Tuesday, February 6, 2007

Monson/Tillman

Or Tillman/Monson, which is the order I read these two new books in.



Lynne Tillman's latest AMERICAN GENIUS, A COMEDY is the kind of book I might not have given the same chance I gave it if it didn't have such great blurbs. Fuckin blurbs: I can be such a sucker. Anyhow, besides a very nice rambling iteration by George Saunders, another blurb inferred that this book (just less than 300 pages, each one dense, and sparing on breaks)
had an "encyclopedic" quality. I tend to love books described as "encyclopedic,"
though most often it's after the reading is over that the true love arrives. As in, the book itself is an experience of a sort, and work, which is not to say that this particular small hunk is unenjoyable. Quite the opposite.

AMERICAN GENIUS is basically a book where nothing happens. A women, institutionalized it seems by choice, rambles on and on, mostly about the scheduling and content of the three offered meals; the other folks who lived in the home with her; a cat her mother got rid of when she was a girl; and her skin. The prose of her day-to-day rambling is supplicated with all kinds of facts and tidbits that happen to find their way into her brain (the character is an avid reader, it seems, and has quite a memory for facts). Thus, amongst the rummage, we get long, well-parsed and wholly interesting facts about phobias, the Manson family, various phases of art history, and so on. The way the text inscribes these two methods of relaying information (the fictional vs the factual) comes together in a most pleasing way, so that you do actually get so immersed in the narrator's brain, if you allow it, that you may find yourself having read for pages and pages without realizing it. It's a feel akin to what I'm getting now while reading W.G. Sebald's THE RINGS OF SATURN, which is turning out to be a high compliment indeed.

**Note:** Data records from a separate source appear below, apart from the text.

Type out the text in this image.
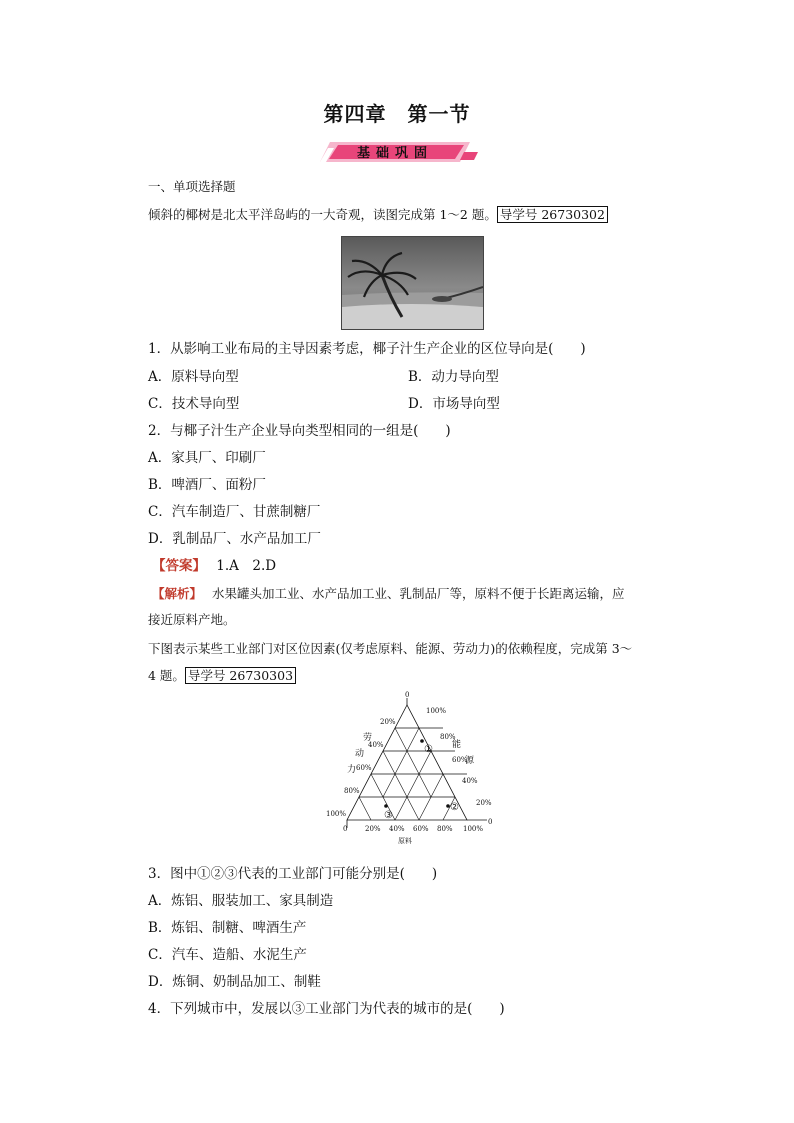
第四章　第一节
基础巩固
一、单项选择题
倾斜的椰树是北太平洋岛屿的一大奇观，读图完成第 1～2 题。 导学号 26730302
1．从影响工业布局的主导因素考虑，椰子汁生产企业的区位导向是(　　)
A．原料导向型	B．动力导向型
C．技术导向型	D．市场导向型
2．与椰子汁生产企业导向类型相同的一组是(　　)
A．家具厂、印刷厂
B．啤酒厂、面粉厂
C．汽车制造厂、甘蔗制糖厂
D．乳制品厂、水产品加工厂
【答案】 1.A　2.D
【解析】 水果罐头加工业、水产品加工业、乳制品厂等，原料不便于长距离运输，应
接近原料产地。
下图表示某些工业部门对区位因素(仅考虑原料、能源、劳动力)的依赖程度，完成第 3～
4 题。 导学号 26730303
0
20%
40%
60%
80%
100%
100%
80%
60%
40%
20%
0
0	20% 40% 60% 80% 100%
劳
动
力
能
源
原料
①
②
③
3．图中①②③代表的工业部门可能分别是(　　)
A．炼铝、服装加工、家具制造
B．炼铝、制糖、啤酒生产
C．汽车、造船、水泥生产
D．炼铜、奶制品加工、制鞋
4．下列城市中，发展以③工业部门为代表的城市的是(　　)
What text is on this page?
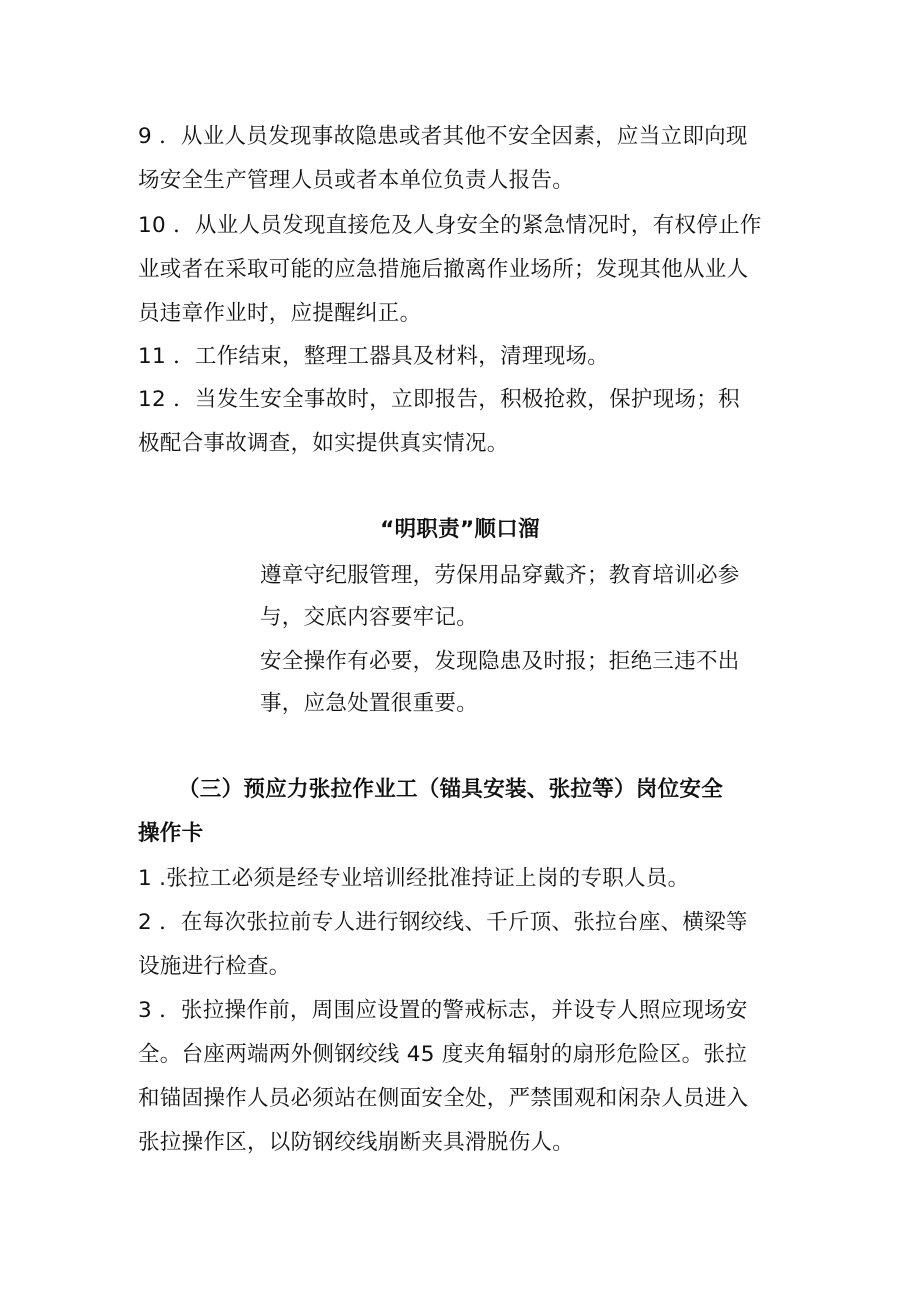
9 ．从业人员发现事故隐患或者其他不安全因素，应当立即向现
场安全生产管理人员或者本单位负责人报告。
10 ．从业人员发现直接危及人身安全的紧急情况时，有权停止作
业或者在采取可能的应急措施后撤离作业场所；发现其他从业人
员违章作业时，应提醒纠正。
11 ．工作结束，整理工器具及材料，清理现场。
12 ．当发生安全事故时，立即报告，积极抢救，保护现场；积
极配合事故调查，如实提供真实情况。
“明职责”顺口溜
遵章守纪服管理，劳保用品穿戴齐；教育培训必参
与，交底内容要牢记。
安全操作有必要，发现隐患及时报；拒绝三违不出
事，应急处置很重要。
（三）预应力张拉作业工（锚具安装、张拉等）岗位安全
操作卡
1 .张拉工必须是经专业培训经批准持证上岗的专职人员。
2 ．在每次张拉前专人进行钢绞线、千斤顶、张拉台座、横梁等
设施进行检查。
3 ．张拉操作前，周围应设置的警戒标志，并设专人照应现场安
全。台座两端两外侧钢绞线 45 度夹角辐射的扇形危险区。张拉
和锚固操作人员必须站在侧面安全处，严禁围观和闲杂人员进入
张拉操作区，以防钢绞线崩断夹具滑脱伤人。
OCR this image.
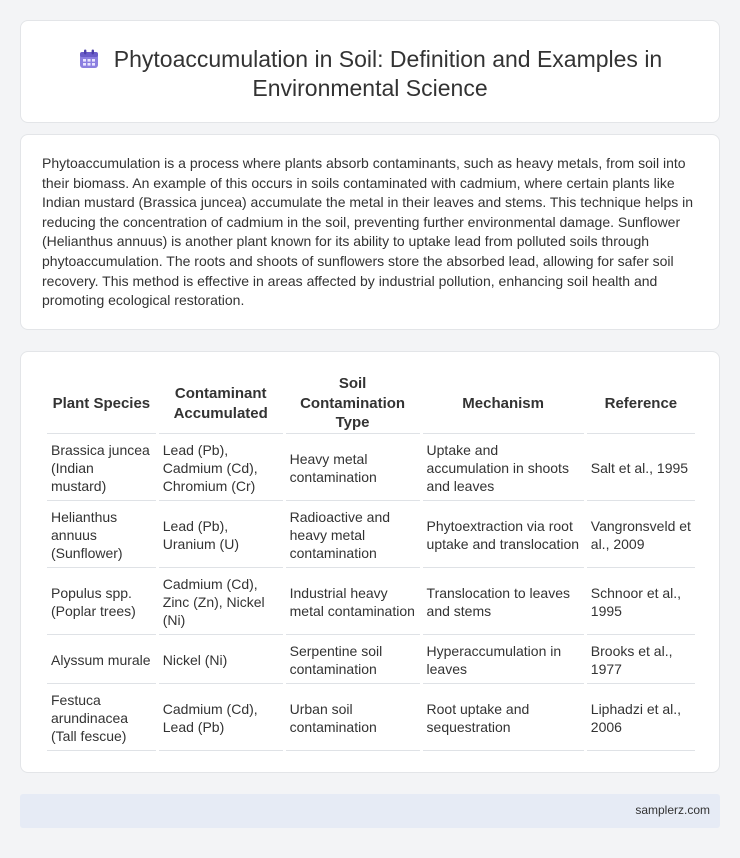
Phytoaccumulation in Soil: Definition and Examples in Environmental Science

Phytoaccumulation is a process where plants absorb contaminants, such as heavy metals, from soil into their biomass. An example of this occurs in soils contaminated with cadmium, where certain plants like Indian mustard (Brassica juncea) accumulate the metal in their leaves and stems. This technique helps in reducing the concentration of cadmium in the soil, preventing further environmental damage. Sunflower (Helianthus annuus) is another plant known for its ability to uptake lead from polluted soils through phytoaccumulation. The roots and shoots of sunflowers store the absorbed lead, allowing for safer soil recovery. This method is effective in areas affected by industrial pollution, enhancing soil health and promoting ecological restoration.

Plant Species	Contaminant Accumulated	Soil Contamination Type	Mechanism	Reference
Brassica juncea (Indian mustard)	Lead (Pb), Cadmium (Cd), Chromium (Cr)	Heavy metal contamination	Uptake and accumulation in shoots and leaves	Salt et al., 1995
Helianthus annuus (Sunflower)	Lead (Pb), Uranium (U)	Radioactive and heavy metal contamination	Phytoextraction via root uptake and translocation	Vangronsveld et al., 2009
Populus spp. (Poplar trees)	Cadmium (Cd), Zinc (Zn), Nickel (Ni)	Industrial heavy metal contamination	Translocation to leaves and stems	Schnoor et al., 1995
Alyssum murale	Nickel (Ni)	Serpentine soil contamination	Hyperaccumulation in leaves	Brooks et al., 1977
Festuca arundinacea (Tall fescue)	Cadmium (Cd), Lead (Pb)	Urban soil contamination	Root uptake and sequestration	Liphadzi et al., 2006
samplerz.com
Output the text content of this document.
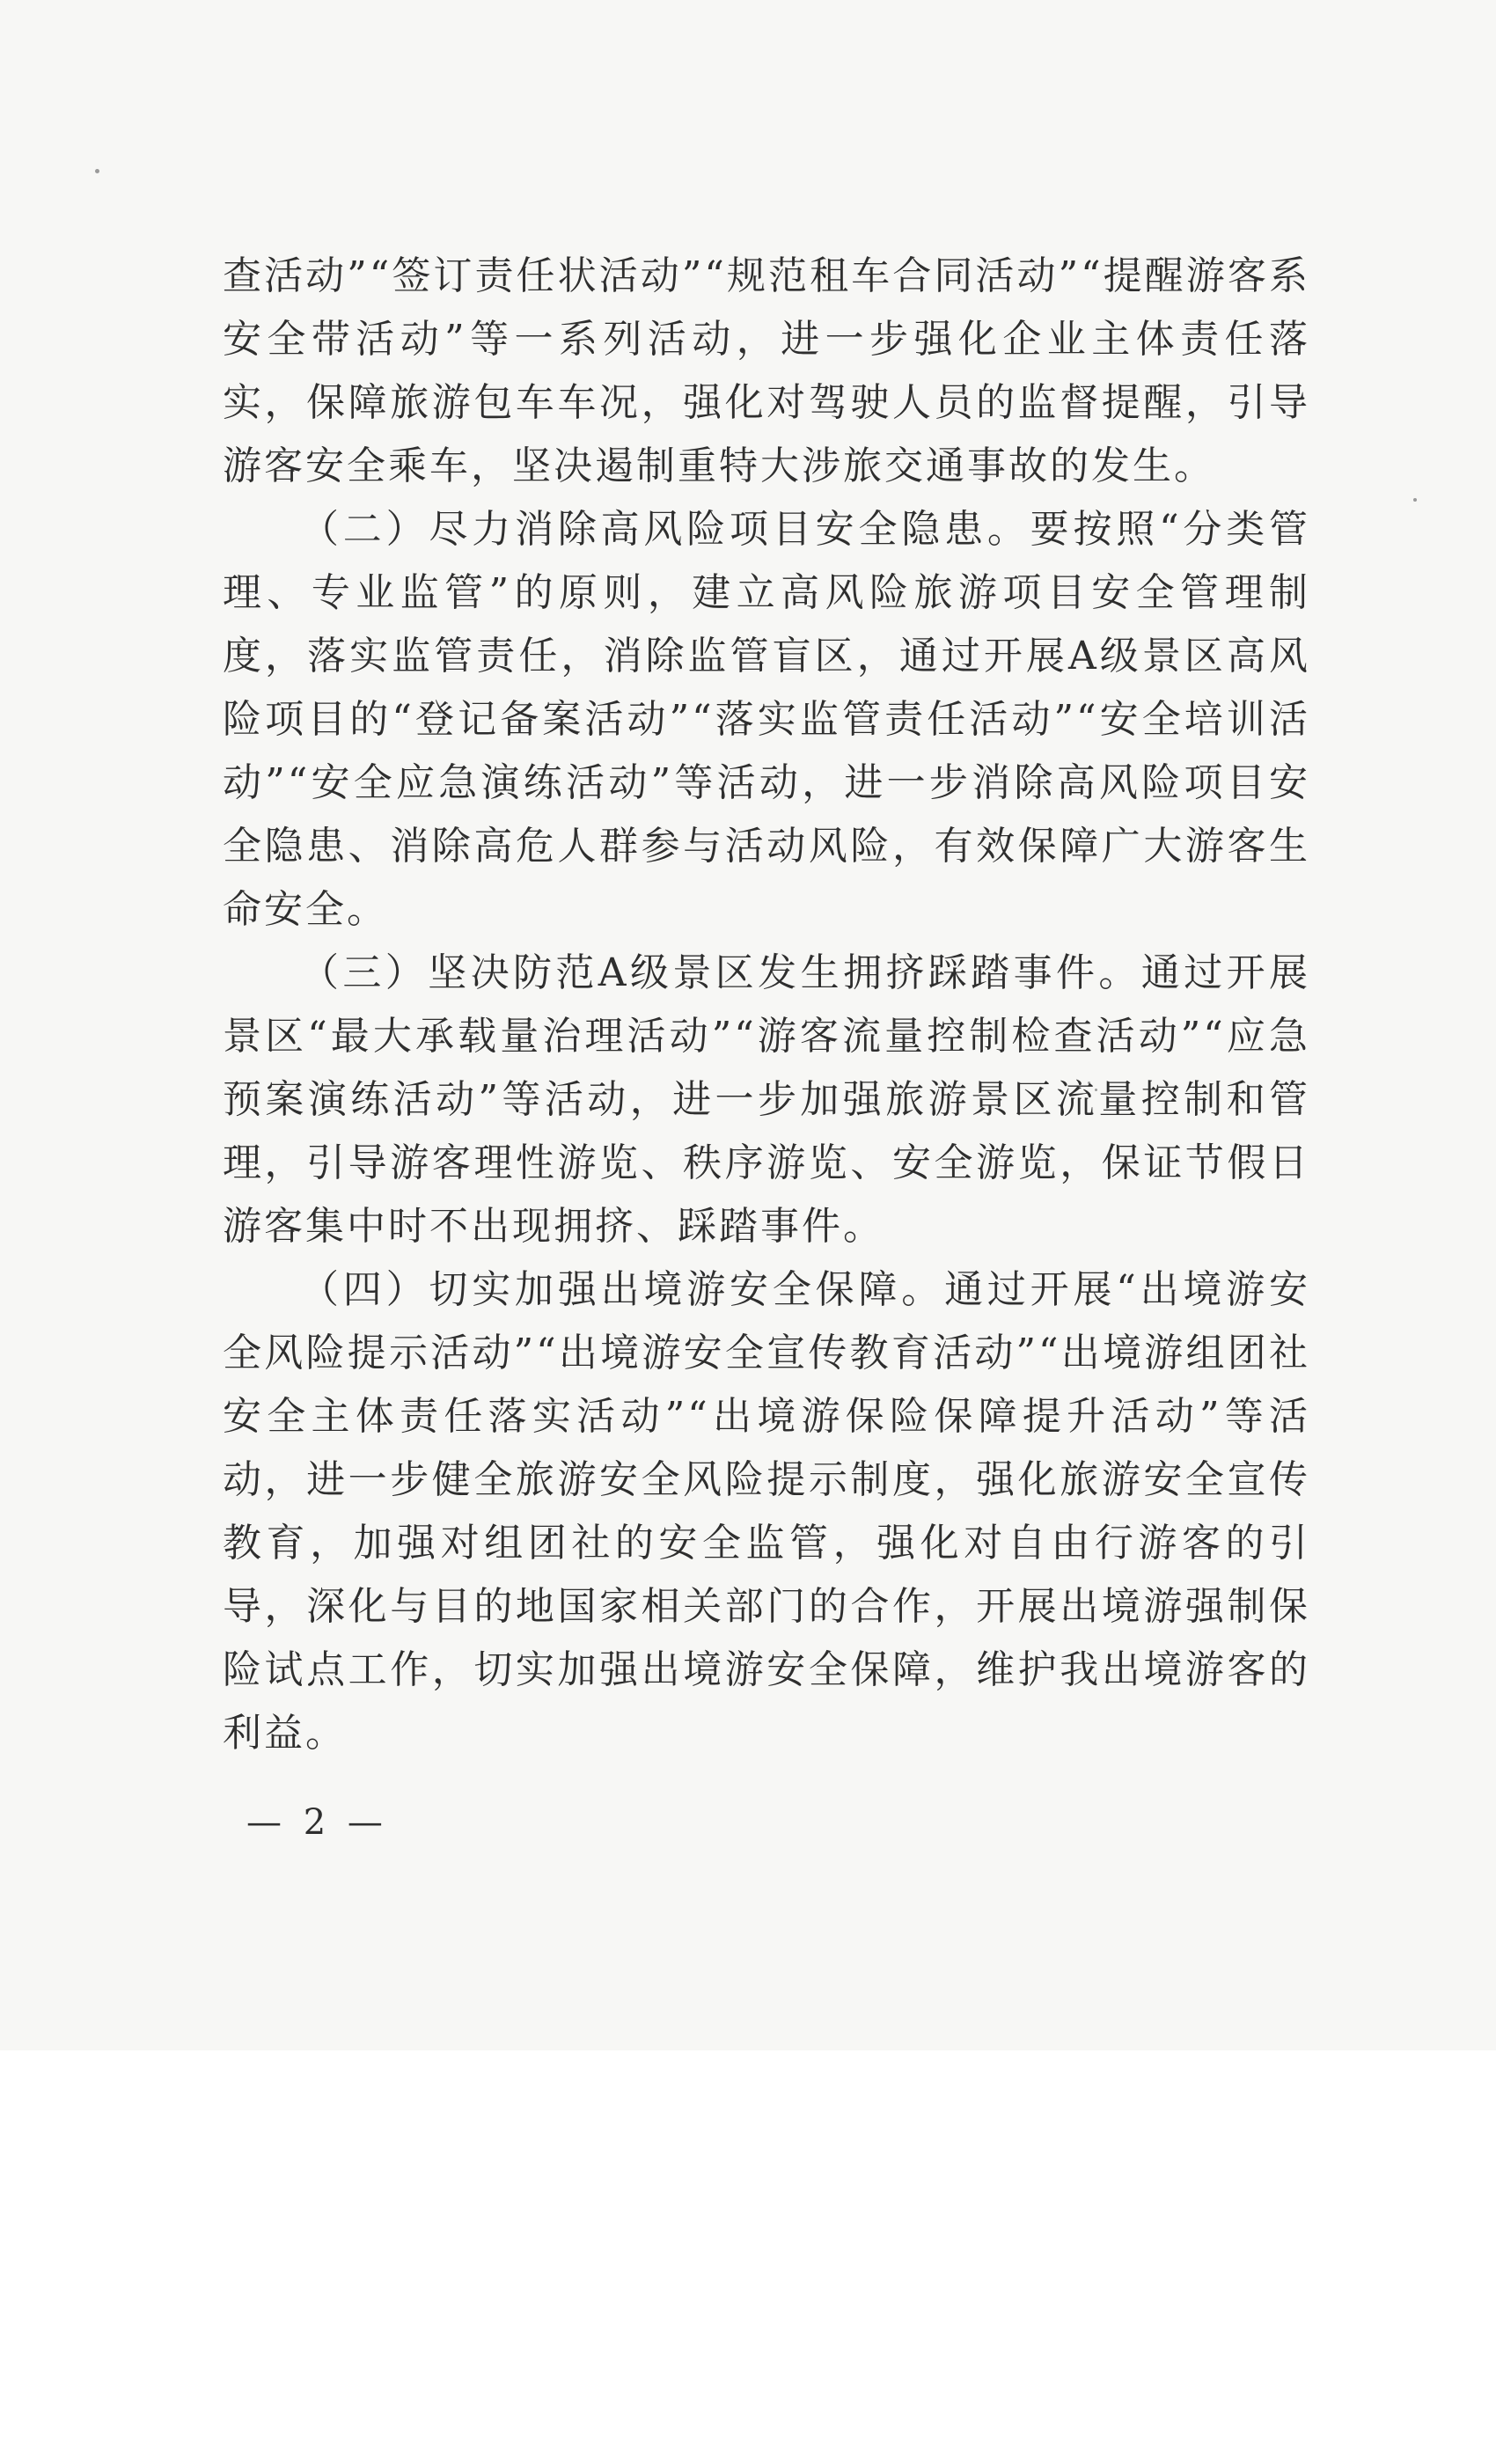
查活动”“签订责任状活动”“规范租车合同活动”“提醒游客系安全带活动”等一系列活动，进一步强化企业主体责任落实，保障旅游包车车况，强化对驾驶人员的监督提醒，引导游客安全乘车，坚决遏制重特大涉旅交通事故的发生。

（二）尽力消除高风险项目安全隐患。要按照“分类管理、专业监管”的原则，建立高风险旅游项目安全管理制度，落实监管责任，消除监管盲区，通过开展A级景区高风险项目的“登记备案活动”“落实监管责任活动”“安全培训活动”“安全应急演练活动”等活动，进一步消除高风险项目安全隐患、消除高危人群参与活动风险，有效保障广大游客生命安全。

（三）坚决防范A级景区发生拥挤踩踏事件。通过开展景区“最大承载量治理活动”“游客流量控制检查活动”“应急预案演练活动”等活动，进一步加强旅游景区流量控制和管理，引导游客理性游览、秩序游览、安全游览，保证节假日游客集中时不出现拥挤、踩踏事件。

（四）切实加强出境游安全保障。通过开展“出境游安全风险提示活动”“出境游安全宣传教育活动”“出境游组团社安全主体责任落实活动”“出境游保险保障提升活动”等活动，进一步健全旅游安全风险提示制度，强化旅游安全宣传教育，加强对组团社的安全监管，强化对自由行游客的引导，深化与目的地国家相关部门的合作，开展出境游强制保险试点工作，切实加强出境游安全保障，维护我出境游客的利益。

— 2 —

After (or during, rather, it was nice to be able to switch back a forth, a thing I don't often do) this I got into Ander Monson's new collection of essays NECK DEEP and Other Predicaments, which I'd been looking forward to ever since its upcoming publication was announced right around the time I read his fiction collection, OTHER ELECTRICITIES. I blasted through these essays pretty much in one night, reading three of the more experimental essays (one follows the form of the Harvard outline, another attempts to mimic snow on the page in an essay about snow) while riding a stationary exercise bicycle in my apartments' gym. The feeling of performing manual labor while reading such well-honed decisive prose (which is not to discredit Monson's excellent sense of playfulness, mixing his poetic tendencies along with a very easy to enjoy sense of talking to you) was nice. It made the time go by quickly and during I was so attenuated to the words that I didn't realize I was "working out."
Is that still working out then? I'm not sure.
Anyhow, I finished two other essays (one mostly about baths, and another about car washes) while in the bathtub. I got some quasi-DFW moments, particularly during an essay about riding on a boat (which seemed desperately to mimic Wallace's A SUPPOSEDLY FUN THING.. at times, though not to his detriment). I connected with a lot of what he was saying, and was impressed with the way he said it, and overall I would recommend the book to anyone who enjoys creative essaying. I'm tired and I'm done talking about this right now.



I'm not sure who I'm talking to here though I'm pretty sure it's myself.